Recently, I was at a dinner with three Democrats whom I think the world of — but that was the first time I had sat down to dinner with them in maybe seven or eight years. Because of today’s demanding schedule, the only Members you get to know well are the ones you know from committees or occasional overseas trips.
Yet, for me, some of the best times I have had on the Hill are when I run into other Members in our hallway and we walk to votes together. At that point you don’t think about R’s and D’s. You get to just enjoy their company as you would anybody else, and that’s sadly something I think Congress has lost a little of over the years.
I remember in 1995 when Rep. Don Young (R-Alaska), who was then chairman of the Resources Committee, wrote a letter to then-Speaker Newt Gingrich (R-Ga.) requesting that the committee room be named after my father. Though they were from different parties, Young said that when my father was chairman of the Merchant Marine and Fisheries Committee, he was always a gentleman and treated each Member fairly regardless of party.
Although I never served in Congress with my father, the fact that a Republican wanted to name a committee room after him spoke volumes about his character and the atmosphere of the House during his tenure in office. I know my family is grateful to Chairman Young and to both parties for honoring my father with such a fine distinction.
I do not mean to imply that Democrats and Republicans today are not cordial with one another; I just don’t think that same level of personal connection is as common as it was in earlier days. It is no fault of the individuals, but is probably more of a timing dilemma that leads to greater partisanship. Thankfully for me, my father could overlook party lines.
After being a lifelong Democrat and the son of a lifelong Democrat, I decided to change parties before I ran for my House seat. The decision to switch did not come without much consideration and anxiety. However, the one thing that made my switch easier was knowing I had my father’s support. My father passed away in September 1992, but I was blessed to be able to talk with him first about why I thought I was called to the Republican Party.
I told him there were three main issues that were pushing me toward the Republican side. As a convert to Catholicism, I struggled with the Democratic view on abortion. I know there are pro-choice and pro-life supporters on both sides of the aisle, but that was one case in which I just couldn’t reconcile my faith with my politics. The other two issues that swayed me, I explained, were taxes and smaller government.
I will never forget how understanding my father was when I told him I was leaving the Democratic side. He did question my decision, but after a serious discussion, I believe he accepted it. He told me it was clear I had put enough thought into it, that I was old enough to make my own decisions, and — most importantly — he said that he would support me for standing for what I believed. It may be that what he said to me he said as a father and not as a politician, but I like to think he spoke as both. I think he spoke as someone from a time when respect and principle were the rules of the game and, more often than not, relationships trumped partisanship.

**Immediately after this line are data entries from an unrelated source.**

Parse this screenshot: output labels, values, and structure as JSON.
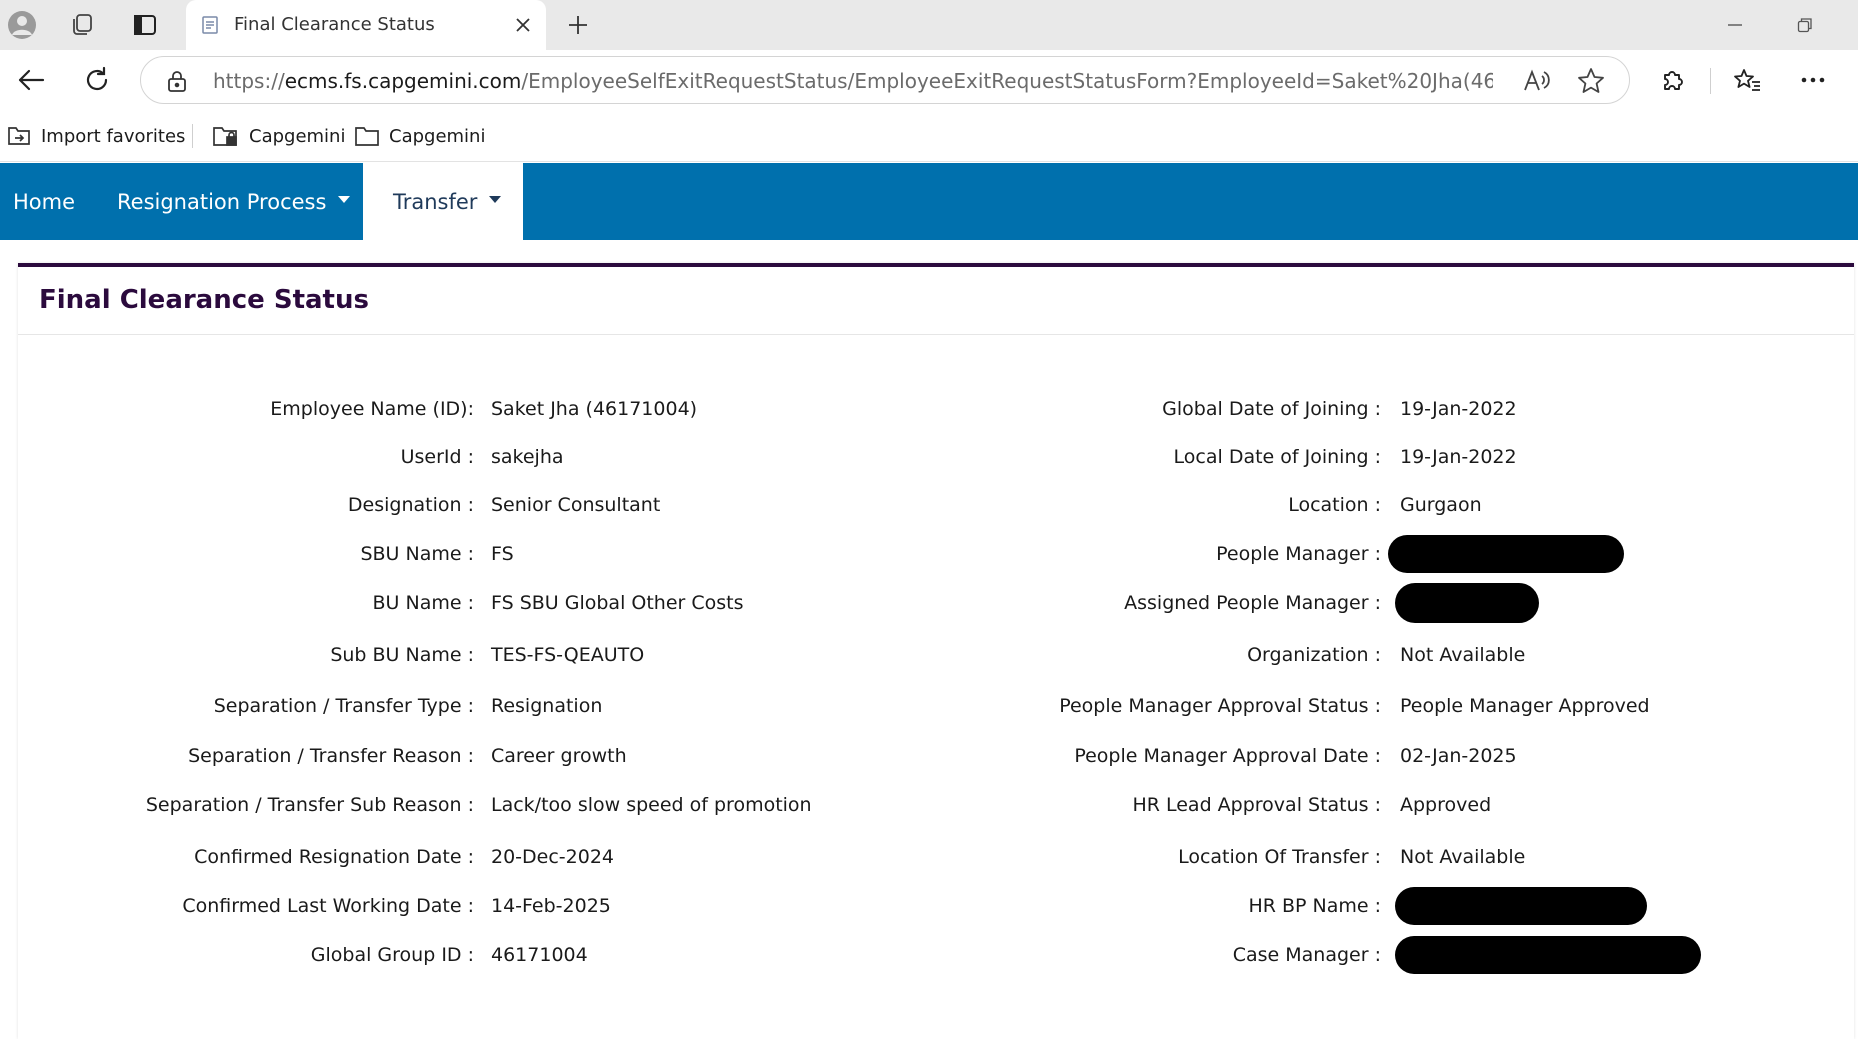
{
  "browser": {
    "tab_title": "Final Clearance Status",
    "url_prefix": "https://",
    "url_host": "ecms.fs.capgemini.com",
    "url_path": "/EmployeeSelfExitRequestStatus/EmployeeExitRequestStatusForm?EmployeeId=Saket%20Jha(46171004)%...",
    "favorites": [
      {
        "label": "Import favorites"
      },
      {
        "label": "Capgemini"
      },
      {
        "label": "Capgemini"
      }
    ]
  },
  "nav": {
    "home": "Home",
    "resignation": "Resignation Process",
    "transfer": "Transfer"
  },
  "page": {
    "title": "Final Clearance Status"
  },
  "left_fields": [
    {
      "label": "Employee Name (ID):",
      "value": "Saket Jha (46171004)"
    },
    {
      "label": "UserId :",
      "value": "sakejha"
    },
    {
      "label": "Designation :",
      "value": "Senior Consultant"
    },
    {
      "label": "SBU Name :",
      "value": "FS"
    },
    {
      "label": "BU Name :",
      "value": "FS SBU Global Other Costs"
    },
    {
      "label": "Sub BU Name :",
      "value": "TES-FS-QEAUTO"
    },
    {
      "label": "Separation / Transfer Type :",
      "value": "Resignation"
    },
    {
      "label": "Separation / Transfer Reason :",
      "value": "Career growth"
    },
    {
      "label": "Separation / Transfer Sub Reason :",
      "value": "Lack/too slow  speed of promotion"
    },
    {
      "label": "Confirmed Resignation Date :",
      "value": "20-Dec-2024"
    },
    {
      "label": "Confirmed Last Working Date :",
      "value": "14-Feb-2025"
    },
    {
      "label": "Global Group ID :",
      "value": "46171004"
    }
  ],
  "right_fields": [
    {
      "label": "Global Date of Joining :",
      "value": "19-Jan-2022"
    },
    {
      "label": "Local Date of Joining :",
      "value": "19-Jan-2022"
    },
    {
      "label": "Location :",
      "value": "Gurgaon"
    },
    {
      "label": "People Manager :",
      "value": ""
    },
    {
      "label": "Assigned People Manager :",
      "value": ""
    },
    {
      "label": "Organization :",
      "value": "Not Available"
    },
    {
      "label": "People Manager Approval Status :",
      "value": "People Manager Approved"
    },
    {
      "label": "People Manager Approval Date :",
      "value": "02-Jan-2025"
    },
    {
      "label": "HR Lead Approval Status :",
      "value": "Approved"
    },
    {
      "label": "Location Of Transfer :",
      "value": "Not Available"
    },
    {
      "label": "HR BP Name :",
      "value": ""
    },
    {
      "label": "Case Manager :",
      "value": ""
    }
  ]
}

Someone once said, “There are always too many Democratic Congressmen, too many Republican Congressmen, and never enough U.S. Congressmen.” I am in no position to say whether Congress worked more effectively during my father’s years or if we’re doing a better job today; I’ll leave that to historians in years to come. I can only say that my hunch is that there may have been a few more “U.S. Congressmen” walking the halls of the Capitol during his years when time was not such a luxury and when the stakes weren’t always so high.
Rep. Walter Jones Jr. (R-N.C.) has been a Member of Congress since 1995.